Bell’s Miranda rights were not read to him, and he was forced to sign a document waiving them. They denied his request for an attorney, and his mother, who had arrived at the precinct where he was arrested was told that Bell was not present and that they had no idea where he was.
According to Richard Emery, Bell’s conviction was based on racism. “The racism of it all was evident, and most surely the reality that the vast majority of the victims of erroneous convictions are Black guys,” he said. “If not blatant racial animosity, George was a victim of racial stereotyping.”
Physical evidence did not connect Bell to the crime. A witness who saw the suspects fleeing the scene and a jailhouse informant both testified against Bell. The witness initially declined to provide a sketch of the person he saw because it “could have been anyone,” and he “didn’t want the incorrect person picked up.”

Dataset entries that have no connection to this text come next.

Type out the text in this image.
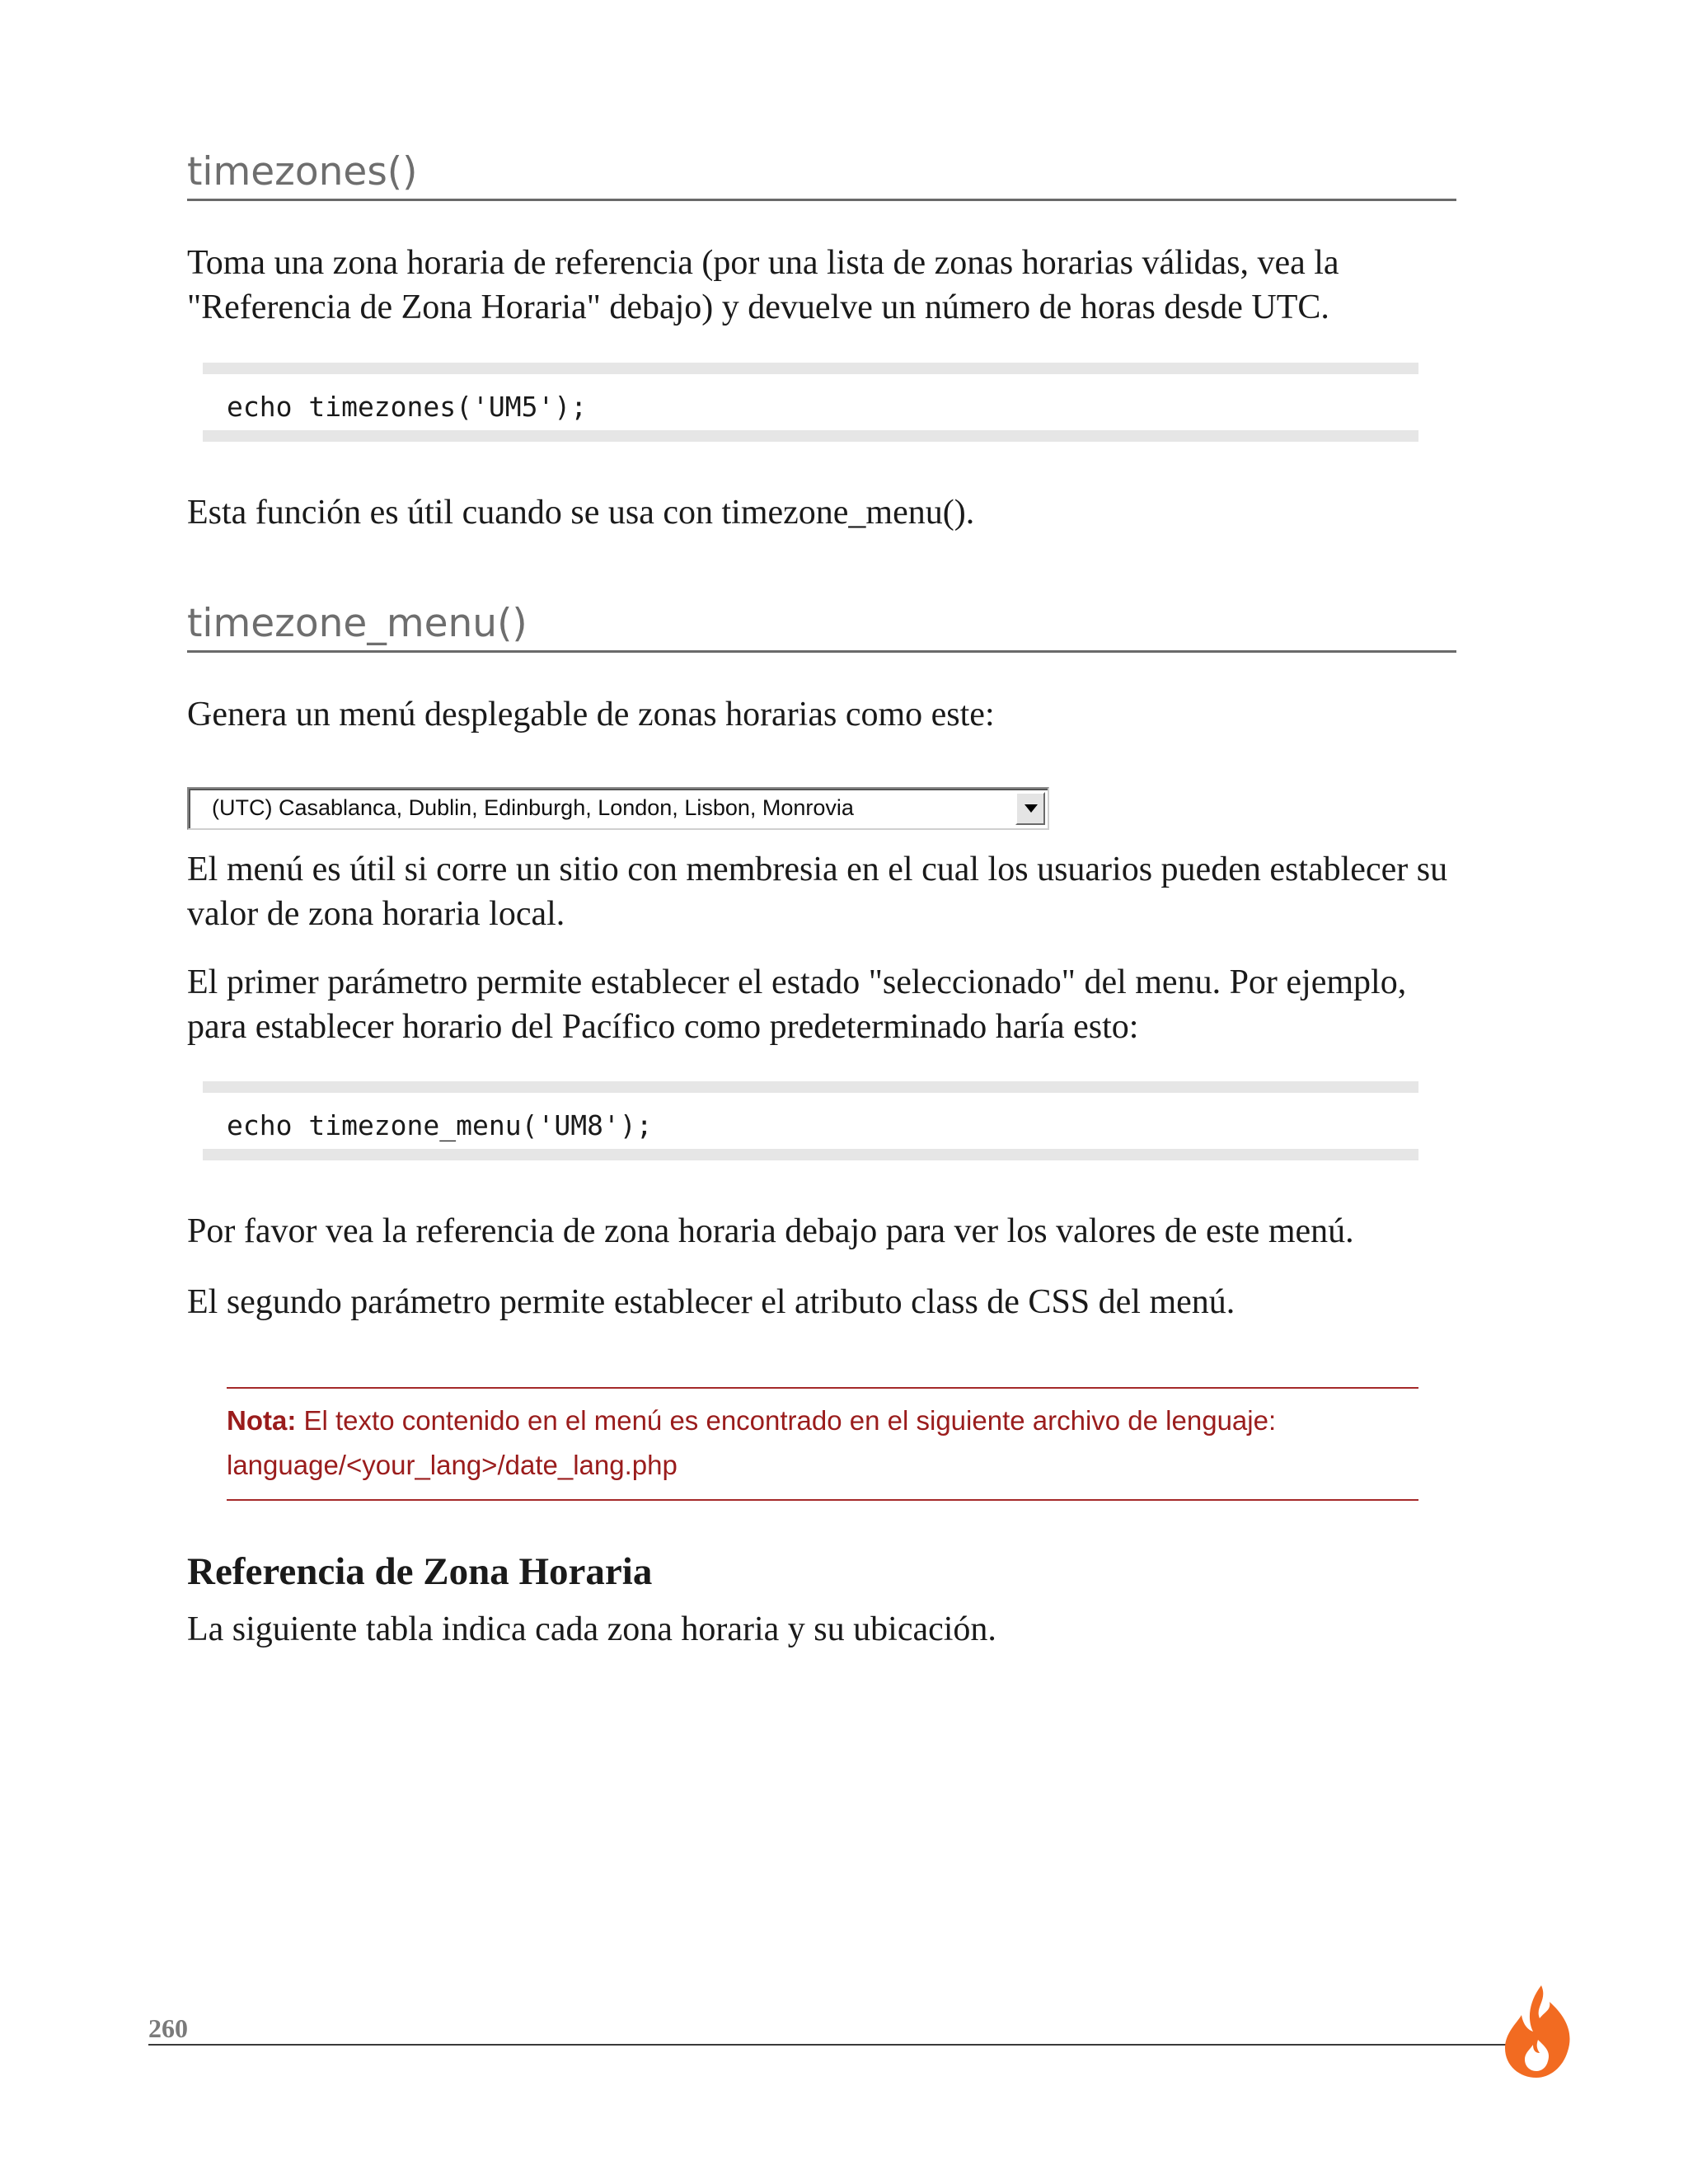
timezones()

Toma una zona horaria de referencia (por una lista de zonas horarias válidas, vea la "Referencia de Zona Horaria" debajo) y devuelve un número de horas desde UTC.

echo timezones('UM5');

Esta función es útil cuando se usa con timezone_menu().

timezone_menu()

Genera un menú desplegable de zonas horarias como este:

(UTC) Casablanca, Dublin, Edinburgh, London, Lisbon, Monrovia

El menú es útil si corre un sitio con membresia en el cual los usuarios pueden establecer su valor de zona horaria local.

El primer parámetro permite establecer el estado "seleccionado" del menu. Por ejemplo, para establecer horario del Pacífico como predeterminado haría esto:

echo timezone_menu('UM8');

Por favor vea la referencia de zona horaria debajo para ver los valores de este menú.

El segundo parámetro permite establecer el atributo class de CSS del menú.

Nota: El texto contenido en el menú es encontrado en el siguiente archivo de lenguaje: language/<your_lang>/date_lang.php
Referencia de Zona Horaria

La siguiente tabla indica cada zona horaria y su ubicación.

260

The jailhouse informant, according to the lawsuit, distributed data that had already been made public by the media, including false reports, and he was also offered a way to avoid deportation.

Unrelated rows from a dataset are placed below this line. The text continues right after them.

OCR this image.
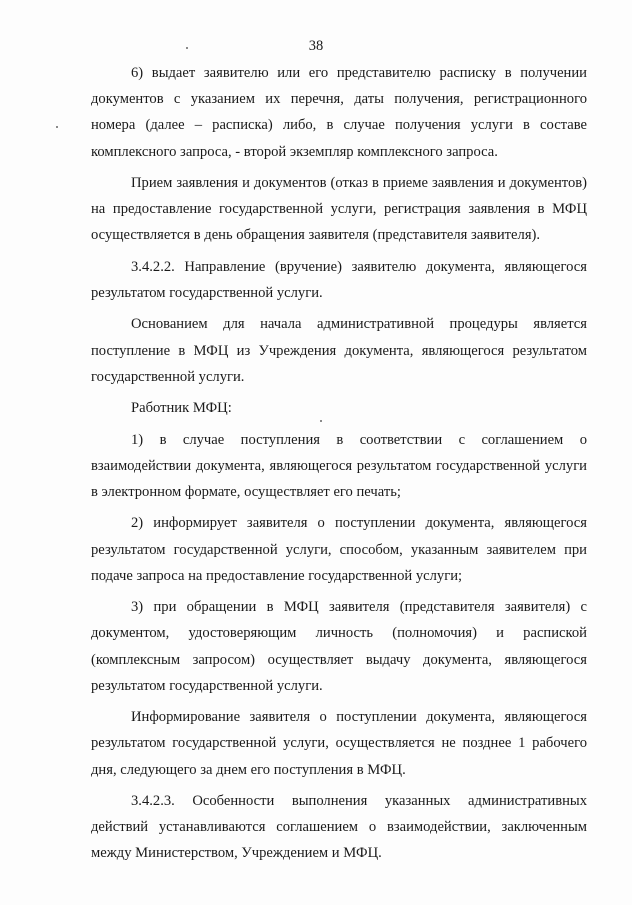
38

6) выдает заявителю или его представителю расписку в получении документов с указанием их перечня, даты получения, регистрационного номера (далее – расписка) либо, в случае получения услуги в составе комплексного запроса, - второй экземпляр комплексного запроса.

Прием заявления и документов (отказ в приеме заявления и документов) на предоставление государственной услуги, регистрация заявления в МФЦ осуществляется в день обращения заявителя (представителя заявителя).

3.4.2.2. Направление (вручение) заявителю документа, являющегося результатом государственной услуги.

Основанием для начала административной процедуры является поступление в МФЦ из Учреждения документа, являющегося результатом государственной услуги.

Работник МФЦ:

1) в случае поступления в соответствии с соглашением о взаимодействии документа, являющегося результатом государственной услуги в электронном формате, осуществляет его печать;

2) информирует заявителя о поступлении документа, являющегося результатом государственной услуги, способом, указанным заявителем при подаче запроса на предоставление государственной услуги;

3) при обращении в МФЦ заявителя (представителя заявителя) с документом, удостоверяющим личность (полномочия) и распиской (комплексным запросом) осуществляет выдачу документа, являющегося результатом государственной услуги.

Информирование заявителя о поступлении документа, являющегося результатом государственной услуги, осуществляется не позднее 1 рабочего дня, следующего за днем его поступления в МФЦ.

3.4.2.3. Особенности выполнения указанных административных действий устанавливаются соглашением о взаимодействии, заключенным между Министерством, Учреждением и МФЦ.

According to the lawsuit, prosecutors are accused of withholding evidence that could have proven Bell’s innocence, including documentation that the NYPD suspected the Speedstick gang of the crimes. One of the members also boasted about the heist.
On multiple occasions, Bell’s public defense attempted but failed to obtain the evidence. Despite the fact that NYPD authorities informed the public that the gang was linked to it in May 1997, the assistant district attorneys denied the existence of exculpatory evidence in what appears to be an illegal violation of procedure.

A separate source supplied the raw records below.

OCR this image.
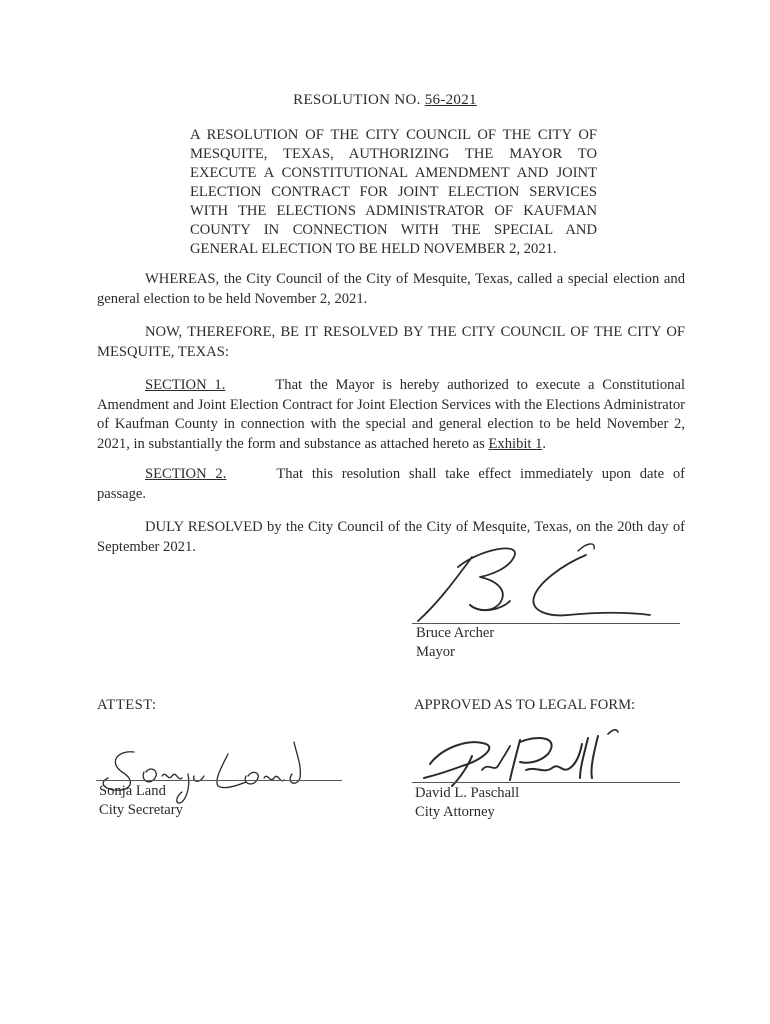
RESOLUTION NO. 56-2021
A RESOLUTION OF THE CITY COUNCIL OF THE CITY OF MESQUITE, TEXAS, AUTHORIZING THE MAYOR TO EXECUTE A CONSTITUTIONAL AMENDMENT AND JOINT ELECTION CONTRACT FOR JOINT ELECTION SERVICES WITH THE ELECTIONS ADMINISTRATOR OF KAUFMAN COUNTY IN CONNECTION WITH THE SPECIAL AND GENERAL ELECTION TO BE HELD NOVEMBER 2, 2021.
WHEREAS, the City Council of the City of Mesquite, Texas, called a special election and general election to be held November 2, 2021.
NOW, THEREFORE, BE IT RESOLVED BY THE CITY COUNCIL OF THE CITY OF MESQUITE, TEXAS:
SECTION 1.	That the Mayor is hereby authorized to execute a Constitutional Amendment and Joint Election Contract for Joint Election Services with the Elections Administrator of Kaufman County in connection with the special and general election to be held November 2, 2021, in substantially the form and substance as attached hereto as Exhibit 1.
SECTION 2.	That this resolution shall take effect immediately upon date of passage.
DULY RESOLVED by the City Council of the City of Mesquite, Texas, on the 20th day of September 2021.
Bruce Archer
Mayor
ATTEST:
Sonja Land
City Secretary
APPROVED AS TO LEGAL FORM:
David L. Paschall
City Attorney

In June 1999, a jury found Bell guilty of second-degree murder. He avoided the death penalty by being sentenced to life in prison with no chance of parole. The other two offenders received 50-year prison sentences.
A judge overturned the three men’s convictions in March 2021, stating that prosecutors’ handling of the case “leaves the distinct impression that the suppression of the [exonerating] information was not an isolated instance of misconduct, but part of a larger pattern of behavior that was calculated to deprive the defendants of fair trials, which is particularly egregious given that the death penalty was sought against 19-year-old George Bell.”
The district attorney’s office dropped all charges against Bell three months later, and Brad Leventhal and Charles Testagrossa, two assistant district attorneys who worked on Bell’s case, have since resigned. According to Bell’s lawyers, they should have been “disbarred, suspended, or otherwise penalized for their misbehavior.”
According to the lawsuit, “Bell experienced unfathomable loss and anguish as a result of the police actions and the City’s unconstitutional activities.” Bell is seeking $50 million in damages, as well as punitive penalties to be determined at trial.
“He’s a fantastic guy,” Emery said, “but he’s lost the lion’s share of his life if not more than half of it.” “We’re requesting a large sum of money from the city for railroading him in egregious ways since everyone at the time either knew or should have known that he was innocent.”